Nearly 17,000 of the 42,000 U.S. servicemen and civilians who took part in two atomic tests at Bikini Atoll in 1946 probably were exposed to dangerously high radiation, Sen. Alan Cranston (D-Calif.) charged yesterday as he released a General Accounting Office report on the tests.

A 1984 Pentagon study asserted that participants in the tests -- one in the air and the other underwater -- were exposed only to low, safe levels of radiation. The Veterans Administration, citing those findings, has refused to pay the disability claims of 2,500 veterans who blame their health problems on the exposure.

Cranston asked President Reagan to order the Pentagon to conduct another review of the tests. He said that when GAO investigators turned over their report, they told him that about 40 percent of the participants, almost 17,000 people, had suffered higher radiation exposure than previously thought.

The 16-month study does not attempt to relate exposure to subsequent illness but concentrates instead on what it portrays as unreliable monitoring, lack of safety equipment and generally careless procedures by the Navy, Army and other federal agencies involved.

According to the report, one of the tests' weakest elements consisted of participants' "film badges" that measured only up to 2.0 rems of radiation. A rem is the effect of exposure to 1 roentgen of gamma radiation; a roentgen is the quantity of radiation that will produce ions carrying one electrostatic unit of electricity.

During the two-week test period, the military arbitrarily chose 60 rems as the safe limit of exposure; cumulative radiation was not measured. The permissible exposure now is 5 rems per year.

Because the badges were unable to register more than 2 rems, scientists who wrote the Pentagon report counted a fully exposed badge as 2 rems. GAO investigators contended that the level of exposure likely was much higher.

The GAO report also found:

*Most test participants wore little, if any, protective clothing.

*Decontamination procedures were not worked out until nearly a week after the second explosion, during which 34,500 Navy and Army personnel aboard more than 200 ships entered the Bikini lagoon, some within hours of the detonation.
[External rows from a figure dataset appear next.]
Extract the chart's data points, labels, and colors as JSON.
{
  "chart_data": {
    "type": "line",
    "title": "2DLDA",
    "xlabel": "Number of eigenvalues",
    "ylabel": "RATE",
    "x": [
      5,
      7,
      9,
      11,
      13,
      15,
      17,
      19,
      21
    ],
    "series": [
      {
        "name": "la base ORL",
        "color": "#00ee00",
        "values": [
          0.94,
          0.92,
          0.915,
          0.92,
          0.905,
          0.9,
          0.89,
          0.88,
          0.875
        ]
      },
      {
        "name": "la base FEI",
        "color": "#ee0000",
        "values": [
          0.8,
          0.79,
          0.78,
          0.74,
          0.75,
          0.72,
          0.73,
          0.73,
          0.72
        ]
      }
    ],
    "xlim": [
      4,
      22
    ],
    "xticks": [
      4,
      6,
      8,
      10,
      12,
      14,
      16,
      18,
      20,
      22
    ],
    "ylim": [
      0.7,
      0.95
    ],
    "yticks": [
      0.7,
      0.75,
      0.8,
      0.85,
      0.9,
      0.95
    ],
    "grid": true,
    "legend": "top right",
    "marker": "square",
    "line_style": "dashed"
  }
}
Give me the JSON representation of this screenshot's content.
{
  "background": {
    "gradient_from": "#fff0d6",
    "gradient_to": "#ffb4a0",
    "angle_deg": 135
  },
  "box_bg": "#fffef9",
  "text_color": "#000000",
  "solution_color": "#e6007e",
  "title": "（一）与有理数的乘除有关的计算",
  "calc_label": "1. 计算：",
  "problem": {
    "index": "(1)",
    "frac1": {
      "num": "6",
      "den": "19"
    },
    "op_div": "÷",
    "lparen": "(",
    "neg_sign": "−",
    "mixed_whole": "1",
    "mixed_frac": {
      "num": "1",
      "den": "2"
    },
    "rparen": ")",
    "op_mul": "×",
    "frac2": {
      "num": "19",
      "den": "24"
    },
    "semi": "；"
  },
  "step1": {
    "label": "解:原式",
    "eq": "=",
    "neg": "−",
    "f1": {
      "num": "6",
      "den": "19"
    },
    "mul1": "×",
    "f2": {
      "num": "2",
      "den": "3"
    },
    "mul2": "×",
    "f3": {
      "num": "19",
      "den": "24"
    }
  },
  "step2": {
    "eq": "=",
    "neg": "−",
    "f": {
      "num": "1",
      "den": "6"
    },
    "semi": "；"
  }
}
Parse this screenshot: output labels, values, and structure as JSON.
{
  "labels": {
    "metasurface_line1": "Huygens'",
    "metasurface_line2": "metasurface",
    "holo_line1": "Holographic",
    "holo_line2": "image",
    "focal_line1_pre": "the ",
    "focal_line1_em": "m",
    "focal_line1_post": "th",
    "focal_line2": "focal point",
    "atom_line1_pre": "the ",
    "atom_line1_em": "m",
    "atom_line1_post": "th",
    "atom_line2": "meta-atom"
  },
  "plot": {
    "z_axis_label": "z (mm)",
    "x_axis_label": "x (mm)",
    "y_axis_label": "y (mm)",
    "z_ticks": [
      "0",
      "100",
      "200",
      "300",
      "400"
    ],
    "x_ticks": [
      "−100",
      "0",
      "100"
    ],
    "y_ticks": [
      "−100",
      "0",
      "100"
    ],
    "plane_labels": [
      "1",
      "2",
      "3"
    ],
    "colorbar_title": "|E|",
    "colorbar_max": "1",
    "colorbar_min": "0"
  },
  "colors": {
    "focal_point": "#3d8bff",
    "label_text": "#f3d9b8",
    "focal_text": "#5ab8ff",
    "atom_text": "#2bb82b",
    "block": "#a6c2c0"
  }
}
*There was no measurement of radiation that could have affected personnel who in the following weeks returned to unmanned "target ships" that had been anchored in the lagoon during the explosion.

At yesterday's news conference, a veteran of the testing declared his certainty that exposure to the radiation resulted in physical ailments.

Fred C. Thompson, 60, of Alexandria, Va., said, "I've got heart disease, diabetes, muscle and joint problems." Thompson, a vice president of the National Association of Radiation Survivors, noted that such problems are recognized by Japanese nuclear-medicine experts as aftereffects of radiation.

Thompson recalled that the ship he served on in 1946 sailed into the target area 2 1/2 hours after the underwater explosion, and that he later boarded target ships and even went ashore without protective clothing. When he experienced swollen hands after cleaning a contaminated radar antenna, he said, he was treated for heat rash.

"If I'd known then what I know now, I'd have jumped ship," he said.